Les investigations ont été confiées à la brigade de recherches de la compagnie de Pézenas. Les résultats des autopsies, programmées la semaine prochaine, doivent déterminer si les deux femmes ont succombé à des morts naturelles.
Hérault : Une mère et sa fille retrouvées mortes dans leur maison à Mèze
Illustration. (Adobe Stock/Jérôme Aufort)
Par Actu17
Le samedi 1 août 2026 à 08:13

Les corps d'une femme âgée de 96 ans et de sa fille de 59 ans ont été découverts vendredi 31 juillet 2026 au matin dans leur maison de Mèze (Hérault), une commune du bassin de Thau. Les deux femmes, qui vivaient recluses au milieu de centaines de kilos de déchets, étaient mortes depuis plusieurs semaines. Une enquête pour recherche des causes de la mort a été ouverte et deux autopsies ont été ordonnées par le parquet de Montpellier.

Tout a commencé peu après 9 heures, ce vendredi matin, lorsqu'un voisin a alerté la gendarmerie et les sapeurs-pompiers. Des odeurs pestilentielles récurrentes émanaient d'un pavillon de l'impasse des Thuyas, à la périphérie de la commune, comme l'a révélé le Métropolitain. Les sapeurs-pompiers sont arrivés les premiers sur les lieux. Toutes les ouvertures étaient closes de l'intérieur. Les secours ont dû se frayer un passage par effraction.
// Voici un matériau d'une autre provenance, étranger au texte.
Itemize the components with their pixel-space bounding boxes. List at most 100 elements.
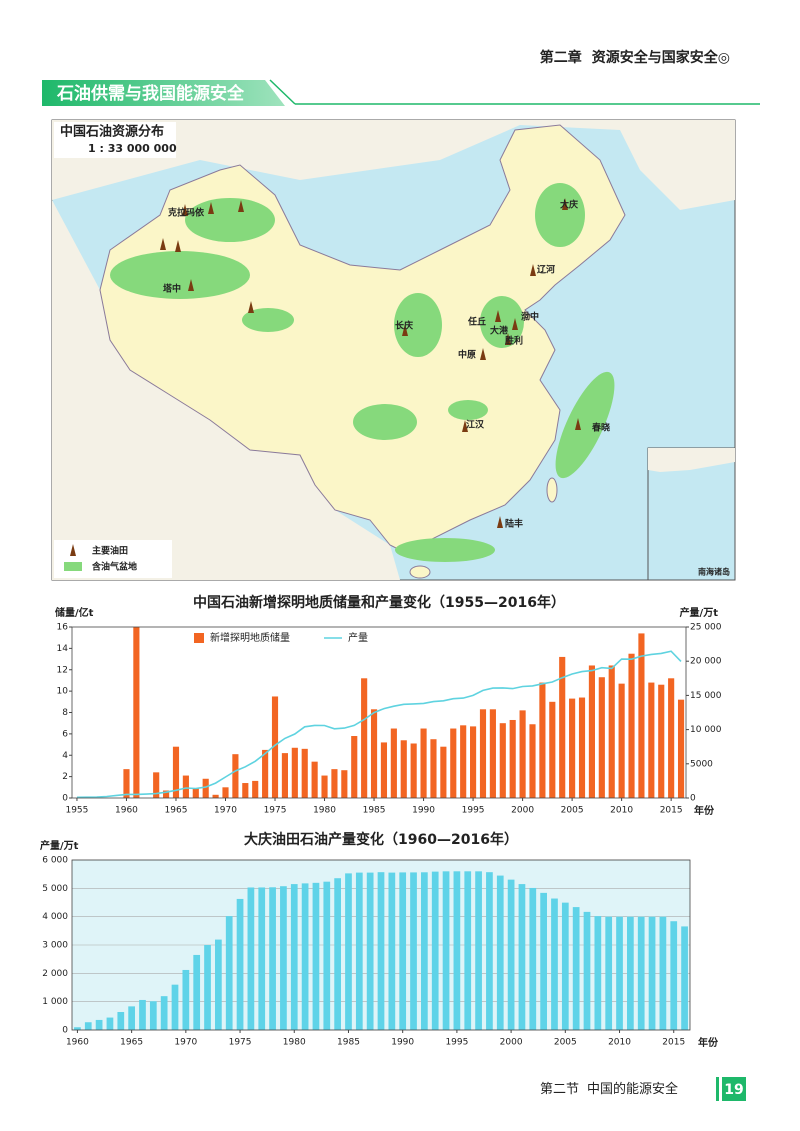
oil-field (562, 198, 568, 210)
y-tick-label: 6 (62, 729, 68, 739)
oil-field (530, 264, 536, 276)
bar (232, 754, 239, 798)
bar (212, 794, 219, 798)
bar (421, 872, 428, 1030)
x-tick-label: 1980 (283, 1038, 306, 1048)
bar (225, 916, 233, 1030)
bar (540, 892, 547, 1030)
bar (410, 743, 417, 798)
bar (366, 872, 374, 1030)
bar (388, 872, 396, 1030)
bar (442, 871, 450, 1030)
bar (440, 746, 447, 798)
bar (518, 884, 526, 1030)
bar (139, 999, 146, 1030)
bar (475, 871, 482, 1030)
banner-deco (269, 79, 296, 105)
bar (598, 677, 605, 798)
oil-field (497, 516, 503, 528)
bar (507, 879, 515, 1030)
map-label: 辽河 (537, 264, 555, 276)
bar (561, 902, 569, 1030)
map-label: 克拉玛依 (168, 207, 205, 219)
x-tick-label: 1975 (229, 1038, 252, 1048)
bar (95, 1019, 103, 1030)
y-tick-label: 10 (57, 687, 69, 697)
bar (410, 872, 417, 1030)
bar (496, 875, 504, 1030)
bar (450, 728, 457, 798)
bar (370, 709, 378, 798)
bar (262, 749, 269, 798)
bar (163, 790, 170, 798)
bar (117, 1012, 125, 1030)
y2-tick-label: 25 000 (690, 623, 722, 633)
bar (182, 775, 189, 798)
bar (252, 780, 259, 798)
x-tick-label: 2010 (608, 1038, 631, 1048)
x-tick-label: 1965 (165, 806, 188, 816)
y-tick-label: 6 000 (42, 856, 68, 866)
footer-section: 第二节 (540, 1082, 579, 1097)
bar (605, 916, 613, 1030)
chart-title: 中国石油新增探明地质储量和产量变化（1955—2016年） (193, 594, 565, 611)
legend-label: 产量 (348, 631, 368, 644)
oil-field (495, 310, 501, 322)
basin (395, 538, 495, 562)
map-label: 大庆 (560, 199, 578, 211)
x-tick-label: 1980 (313, 806, 336, 816)
bar (529, 887, 537, 1030)
bar (559, 656, 566, 798)
x-tick-label: 2000 (500, 1038, 523, 1048)
oil-field (160, 238, 166, 250)
bar (670, 921, 678, 1030)
bar (106, 1017, 114, 1030)
y-tick-label: 5 000 (42, 884, 68, 894)
y-tick-label: 14 (57, 644, 69, 654)
basin (242, 308, 294, 332)
bar (628, 653, 635, 798)
y2-tick-label: 0 (690, 794, 696, 804)
bar (648, 916, 656, 1030)
page-number-box (722, 1077, 746, 1101)
y-tick-label: 2 (62, 772, 68, 782)
bar (430, 739, 437, 798)
bar (355, 872, 363, 1030)
bar (301, 748, 308, 798)
y-tick-label: 4 000 (42, 912, 68, 922)
bar (400, 740, 407, 798)
bar (588, 665, 595, 798)
y-axis-title: 产量/万t (40, 839, 79, 852)
x-tick-label: 2000 (511, 806, 534, 816)
section-banner-bg (42, 80, 285, 106)
y2-axis-title: 产量/万t (680, 606, 719, 619)
y-tick-label: 16 (57, 623, 69, 633)
map-label: 春晓 (591, 422, 610, 434)
y2-tick-label: 5000 (690, 759, 713, 769)
x-tick-label: 1985 (363, 806, 386, 816)
bar (301, 883, 309, 1030)
bar (399, 872, 407, 1030)
bar (321, 775, 328, 798)
oil-field-markers (160, 198, 581, 528)
bar (659, 916, 667, 1030)
x-tick-label: 1970 (174, 1038, 197, 1048)
bar (648, 682, 655, 798)
x-tick-label: 2010 (610, 806, 633, 816)
oil-field (480, 348, 486, 360)
bar (311, 761, 318, 798)
bar (618, 683, 625, 798)
inset-land (648, 448, 735, 472)
bar (84, 1022, 92, 1030)
oil-field (402, 324, 408, 336)
oil-field (188, 279, 194, 291)
bar (171, 984, 179, 1030)
map-label: 大港 (490, 325, 509, 337)
y-axis-title: 储量/亿t (54, 606, 94, 619)
bar (222, 787, 229, 798)
basin (448, 400, 488, 420)
neighbor-land (52, 120, 735, 210)
legend-swatch (194, 633, 204, 643)
map-label: 胜利 (504, 335, 523, 347)
bar (204, 945, 211, 1030)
Deux corps en décomposition avancée

C'est là qu'ils ont fait la macabre découverte. Les deux dépouilles se trouvaient dans deux pièces différentes, séparées de quelques mètres seulement, au milieu des immondices, dans un état de décomposition avancée, selon les informations recueillies par nos confrères. Le domicile était "manifestement non entretenu", a indiqué le parquet de Montpellier.
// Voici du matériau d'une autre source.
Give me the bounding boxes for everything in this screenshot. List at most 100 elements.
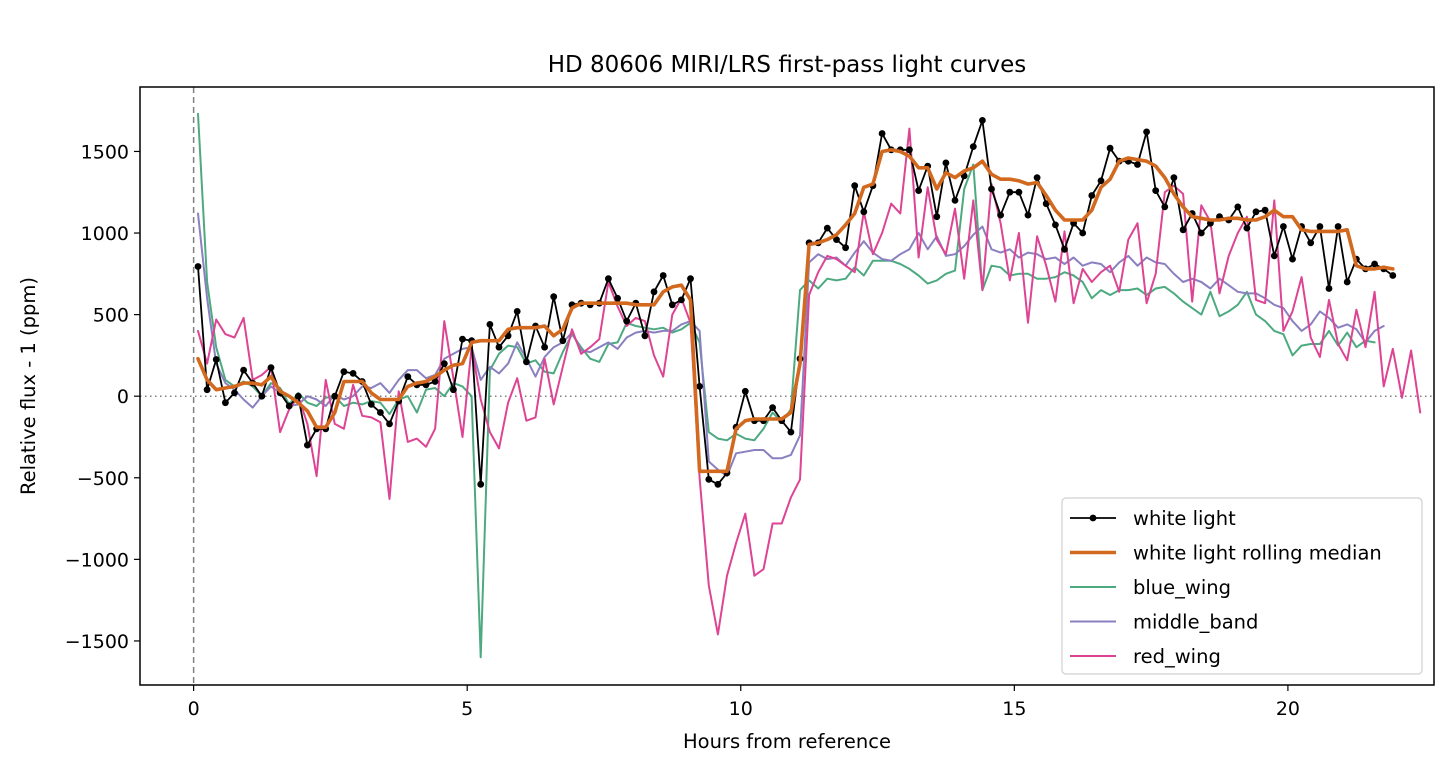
data-point [367,401,375,408]
data-point [851,182,859,190]
data-point [1170,174,1178,182]
data-point [678,296,685,304]
data-point [906,146,913,154]
data-point [477,480,485,488]
data-point [377,409,384,416]
data-point [769,404,776,411]
data-point [212,356,220,363]
data-point [1079,229,1087,237]
data-point [1033,174,1041,182]
data-point [933,213,941,221]
data-point [1052,221,1059,229]
y-tick-label: 0 [117,386,129,408]
data-point [1042,200,1050,208]
data-point [1152,187,1160,195]
data-point [915,187,922,195]
data-point [1234,203,1242,211]
data-point [231,389,238,397]
series-red-wing [197,127,1422,636]
data-point [404,373,412,380]
data-point [641,332,649,340]
y-tick-label: −1000 [65,549,129,571]
data-point [1006,188,1014,196]
data-point [1316,223,1324,230]
plot-frame [139,86,1435,686]
data-point [486,321,494,328]
data-point [1134,161,1141,168]
x-axis-label: Hours from reference [683,730,891,753]
data-point [1024,211,1032,219]
legend-item-white-light-rolling-median: white light rolling median [1070,542,1382,565]
y-tick-label: −500 [77,468,129,490]
legend-marker [1089,514,1097,522]
data-point [550,293,558,301]
data-point [1161,203,1169,211]
data-point [495,343,503,351]
data-point [650,288,658,296]
data-point [513,308,521,315]
data-point [687,275,694,283]
data-point [285,402,293,410]
data-point [194,263,202,270]
y-tick-label: −1500 [65,631,129,653]
x-tick-label: 10 [729,698,753,720]
data-point [1334,223,1342,230]
data-point [1261,206,1269,214]
data-point [614,294,621,302]
legend-item-blue-wing: blue_wing [1070,576,1231,599]
data-point [969,143,977,151]
data-point [1389,272,1397,279]
data-point [541,343,548,351]
legend-label: middle_band [1133,611,1258,634]
data-point [1252,208,1260,216]
data-point [668,301,676,309]
legend-label: blue_wing [1133,576,1231,599]
y-axis: −1500 −1000 −500 0 500 1000 1500 [65,141,140,653]
x-axis: 0 5 10 15 20 [188,685,1300,720]
data-point [1280,223,1287,230]
data-point [1343,278,1351,286]
data-point [1179,226,1187,234]
chart-title: HD 80606 MIRI/LRS first-pass light curve… [548,52,1027,78]
series-line-red-wing [197,127,1422,636]
series-line-middle-band [197,212,1385,478]
legend-label: white light rolling median [1133,542,1382,565]
data-point [1371,260,1378,268]
data-point [1088,192,1096,199]
data-point [340,368,348,376]
legend-item-middle-band: middle_band [1070,611,1258,634]
legend-label: red_wing [1133,645,1221,668]
series-layer [194,112,1422,659]
data-point [942,159,950,167]
data-point [605,275,612,283]
data-point [623,317,631,325]
data-point [559,337,567,345]
y-tick-label: 1500 [81,141,129,163]
data-point [1061,245,1068,253]
data-point [705,476,713,483]
data-point [258,392,266,400]
data-point [1243,224,1251,232]
data-point [240,366,248,374]
data-point [459,335,466,343]
data-point [696,383,703,390]
legend-item-red-wing: red_wing [1070,645,1221,668]
legend-item-white-light: white light [1070,507,1236,530]
data-point [331,392,339,400]
data-point [823,224,831,232]
data-point [349,370,357,377]
data-point [951,197,959,204]
x-tick-label: 15 [1002,698,1026,720]
data-point [833,236,840,244]
legend-box [1061,497,1423,675]
data-point [860,208,868,216]
series-white-light-rolling-median [196,148,1395,474]
x-tick-label: 5 [461,698,473,720]
x-tick-label: 20 [1276,698,1300,720]
legend-label: white light [1133,507,1236,530]
data-point [787,428,795,436]
legend: white light white light rolling median blu… [1061,497,1423,675]
data-point [1143,128,1150,136]
data-point [431,378,439,385]
data-point [267,364,275,371]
Les militaires de la cellule d'identification criminelle du groupement de l'Hérault ont aussitôt gelé la scène pour y prélever le moindre élément exploitable. Chaque pièce a été fouillée méthodiquement. Un médecin légiste et un magistrat du parquet de Montpellier se sont également rendus sur place. En fin de journée, les techniciens en identification criminelle ont quitté le lieux. Les deux corps ont ensuite été acheminés vers le département de médecine légale de l'hôpital Lapeyronie, à Montpellier.

Un syndrome de Diogène

Les deux femmes vivaient recluses dans ce logement envahi par les déchets, en raison d'un syndrome de Diogène. Ce trouble du comportement se caractérise par une incapacité à se séparer des objets et des détritus, que les spécialistes nomment syllogomanie, doublée d'un abandon total des règles d'hygiène. "En raison des centaines de kilos de déchets dans les pièces de l'habitation, les odeurs pestilentielles étaient senties dans tout le quartier", a expliqué Thierry Baeza, le maire de Mèze, au Métropolitain. Dans le voisinage, personne ou presque n'avait aperçu l'une ou l'autre franchir le seuil de la maison depuis longtemps.
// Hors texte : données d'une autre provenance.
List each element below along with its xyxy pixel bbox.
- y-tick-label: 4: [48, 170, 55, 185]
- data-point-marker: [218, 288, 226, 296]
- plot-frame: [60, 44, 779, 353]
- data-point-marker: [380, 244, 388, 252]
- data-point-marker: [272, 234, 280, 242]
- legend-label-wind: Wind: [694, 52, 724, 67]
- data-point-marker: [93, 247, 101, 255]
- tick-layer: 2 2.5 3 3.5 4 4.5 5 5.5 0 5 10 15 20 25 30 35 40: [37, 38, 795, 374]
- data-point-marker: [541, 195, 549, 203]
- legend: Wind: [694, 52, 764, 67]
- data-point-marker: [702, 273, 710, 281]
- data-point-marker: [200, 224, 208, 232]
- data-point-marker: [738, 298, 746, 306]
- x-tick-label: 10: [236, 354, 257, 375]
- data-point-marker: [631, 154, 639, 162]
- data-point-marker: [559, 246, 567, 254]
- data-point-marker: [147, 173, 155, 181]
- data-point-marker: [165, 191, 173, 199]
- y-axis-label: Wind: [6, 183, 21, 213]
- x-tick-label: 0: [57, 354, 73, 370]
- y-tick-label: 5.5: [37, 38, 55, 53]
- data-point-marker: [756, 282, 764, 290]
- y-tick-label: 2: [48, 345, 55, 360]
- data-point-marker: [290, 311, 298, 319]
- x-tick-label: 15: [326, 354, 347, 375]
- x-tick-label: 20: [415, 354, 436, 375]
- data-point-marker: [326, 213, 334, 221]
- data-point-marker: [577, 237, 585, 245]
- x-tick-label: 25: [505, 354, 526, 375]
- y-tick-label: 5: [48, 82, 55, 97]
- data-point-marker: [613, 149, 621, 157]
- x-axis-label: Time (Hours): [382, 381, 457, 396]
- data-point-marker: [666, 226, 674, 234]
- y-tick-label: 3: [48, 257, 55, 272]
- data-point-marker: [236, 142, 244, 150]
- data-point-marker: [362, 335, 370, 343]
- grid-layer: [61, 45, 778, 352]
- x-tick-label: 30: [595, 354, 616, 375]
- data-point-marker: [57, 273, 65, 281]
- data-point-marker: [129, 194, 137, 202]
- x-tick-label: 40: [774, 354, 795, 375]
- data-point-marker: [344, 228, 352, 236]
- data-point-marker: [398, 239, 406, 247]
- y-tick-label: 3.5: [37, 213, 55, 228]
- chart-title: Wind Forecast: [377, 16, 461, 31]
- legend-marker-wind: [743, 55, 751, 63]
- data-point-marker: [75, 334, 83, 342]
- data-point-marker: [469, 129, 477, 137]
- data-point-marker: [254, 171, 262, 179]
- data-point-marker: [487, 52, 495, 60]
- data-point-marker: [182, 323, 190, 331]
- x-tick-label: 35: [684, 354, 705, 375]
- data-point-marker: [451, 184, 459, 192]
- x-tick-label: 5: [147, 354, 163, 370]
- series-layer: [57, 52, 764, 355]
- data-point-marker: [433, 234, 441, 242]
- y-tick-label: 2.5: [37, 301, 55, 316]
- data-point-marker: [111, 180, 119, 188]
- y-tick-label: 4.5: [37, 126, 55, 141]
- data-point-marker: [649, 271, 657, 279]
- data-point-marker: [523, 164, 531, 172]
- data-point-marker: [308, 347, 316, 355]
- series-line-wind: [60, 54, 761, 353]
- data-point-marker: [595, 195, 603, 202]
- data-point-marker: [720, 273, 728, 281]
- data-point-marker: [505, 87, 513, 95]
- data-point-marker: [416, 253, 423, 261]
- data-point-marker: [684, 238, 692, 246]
Deux hypothèses toujours ouvertes

L'enquête pour recherche des causes de la mort a été confiée à la brigade de gendarmerie de Mèze ainsi qu'à la brigade de recherches de la compagnie de Pézenas, a précisé le procureur de la République de Montpellier. Le magistrat a confirmé que les décès remontaient à "de nombreux jours". Les deux autopsies doivent être pratiquées la semaine prochaine.

À ce stade, les circonstances exactes de ces deux décès demeurent inconnues. Ni la thèse de morts naturelles ni celle d'un geste criminel n'ont été écartées par les enquêteurs, dans l'attente des conclusions des médecins légistes.